Retailers possess an insatiable hunger for ideas. With the operative thought something-anything pounding in their brains, that’s what they are wont to do: something-anything.
But wait! Stringing together isolated ideas — no matter how innovative — in the absence of a solid -flexible marketing plan for sustained exposure are, well, ur, um, just something-anything.
That kind of action alone can’t help them make a sustained difference, except in fantasy.
At all times, good and bad, retailers of all merchandise stratas need to identify, cultivate and sustain constant, positive exposure based on adroit planning.
The more well-planned exposure the merrier. Right? Yeh, man! But say it is so, but in ain’t necessarily so.
And by exposure, I don’t mean those perfunctory weekly (weakly) something-anything promotions linked to raw price advertising that just doesn't push the sales needle as in days of yore. All the gimmicks can do is expose the nakedness of unsophisticated and mostly superficial tactics that people will typically reject.
Sophisticated exposure emerges from prudent thinking. It means answering the proverbial question: How do I attract people and keep them interested? That’s an easy and tough question.
One answer is going back to basics. For starters, do all employees have business cards? Yeh, simple business cards that they can distribute to everyone they encounter. This is economic marketing based on, omigod, personal relationships which is more credible than phantasmagoric price promotions.
Another old-new fashion method is market segmentation. If retailers know their markets, then they can segment it by aggregate: professionals, business leaders, civic employees and all other cohorts who can be reached with innovative messaging about living better and more comfortably with home furnishings.
For example, how about working with the legal community on frequent basis? Invite the county bar association (or area lawyer group) to develop a “comfortable” evening in the store. Give them a meaningful program on a provocative and important legal issue. Follow the presentation with the luscious dessert of substantive discounts for the legal beagles. Yum, yum.

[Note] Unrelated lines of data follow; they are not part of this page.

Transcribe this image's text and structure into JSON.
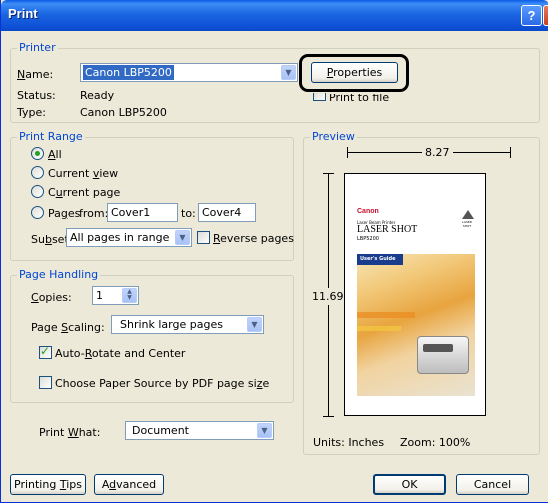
{
  "window": {
    "title": "Print",
    "help_label": "?",
    "close_label": "X"
  },
  "printer": {
    "group_label": "Printer",
    "name_label": "Name:",
    "name_value": "Canon LBP5200",
    "properties_label": "Properties",
    "status_label": "Status:",
    "status_value": "Ready",
    "type_label": "Type:",
    "type_value": "Canon LBP5200",
    "print_to_file_label": "Print to file"
  },
  "print_range": {
    "group_label": "Print Range",
    "all_label": "All",
    "current_view_label": "Current view",
    "current_page_label": "Current page",
    "pages_label": "Pages",
    "from_label": "from:",
    "from_value": "Cover1",
    "to_label": "to:",
    "to_value": "Cover4",
    "subset_label": "Subset:",
    "subset_value": "All pages in range",
    "reverse_pages_label": "Reverse pages",
    "selected": "All"
  },
  "page_handling": {
    "group_label": "Page Handling",
    "copies_label": "Copies:",
    "copies_value": "1",
    "scaling_label": "Page Scaling:",
    "scaling_value": "Shrink large pages",
    "auto_rotate_label": "Auto-Rotate and Center",
    "auto_rotate_checked": true,
    "choose_source_label": "Choose Paper Source by PDF page size",
    "choose_source_checked": false
  },
  "print_what": {
    "label": "Print What:",
    "value": "Document"
  },
  "preview": {
    "group_label": "Preview",
    "width_value": "8.27",
    "height_value": "11.69",
    "units_label": "Units: Inches",
    "zoom_label": "Zoom: 100%",
    "doc_brand": "Canon",
    "doc_subtitle": "Laser Beam Printer",
    "doc_title": "LASER SHOT",
    "doc_model": "LBP5200",
    "doc_guide": "User's Guide",
    "doc_logo": "LASER SHOT"
  },
  "buttons": {
    "printing_tips": "Printing Tips",
    "advanced": "Advanced",
    "ok": "OK",
    "cancel": "Cancel"
  }
}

Variations on the theme can work equally as well for medical, dental, accountancy, marketing and other professions. Get those groups talking and you are creating more positive, relationship-bulding buzz than more costly and less effective flashy advertising can deliver.
What about friends and family days? It's better than a phony tent sale circus. A time-tested tactic, the friends and family genre can be tweaked to modern perfection.

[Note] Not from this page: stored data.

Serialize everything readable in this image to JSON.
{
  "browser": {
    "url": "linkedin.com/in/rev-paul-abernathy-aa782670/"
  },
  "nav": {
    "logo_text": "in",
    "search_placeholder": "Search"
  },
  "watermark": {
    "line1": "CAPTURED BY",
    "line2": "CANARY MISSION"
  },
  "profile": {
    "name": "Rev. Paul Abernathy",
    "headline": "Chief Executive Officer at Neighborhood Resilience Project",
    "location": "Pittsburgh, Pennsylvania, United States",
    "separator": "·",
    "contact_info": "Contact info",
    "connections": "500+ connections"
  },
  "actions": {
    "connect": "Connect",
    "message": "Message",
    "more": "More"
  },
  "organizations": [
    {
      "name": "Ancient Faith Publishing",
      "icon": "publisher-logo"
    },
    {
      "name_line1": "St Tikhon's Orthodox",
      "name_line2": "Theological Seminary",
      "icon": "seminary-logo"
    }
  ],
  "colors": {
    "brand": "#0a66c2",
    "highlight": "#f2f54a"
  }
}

One way is deputizing all the area realtors who could become integral as an influential augmented sales force? And guess what?, they need to be exposed to your furniture, too.
Have you thought about a new version of the sleep-in. Yeh, a modern twist on a 1960s protest method, but with a comfortable home centric dimension. What to do?
Easy. Arrange a story telling sleep over with the girl scouts and their leaders. Yes, right in the store, create the indoor equivalent of camp fire story time. Develop the program to induce participation.
Every girl needs to see a perfect bedroom, don’t you think? Doesn’t each of their leaders need needs to see the rest of the merchandise assortment
Okay, the ideas presented here are just that. But they require planning. And the effort can, not promised but likely, positive publicity in local news media that is more inclined to cover soft news these days.
Stay positively exposed, and give meaning to the ending which is a perpetual beginning: And they lived happily ever after.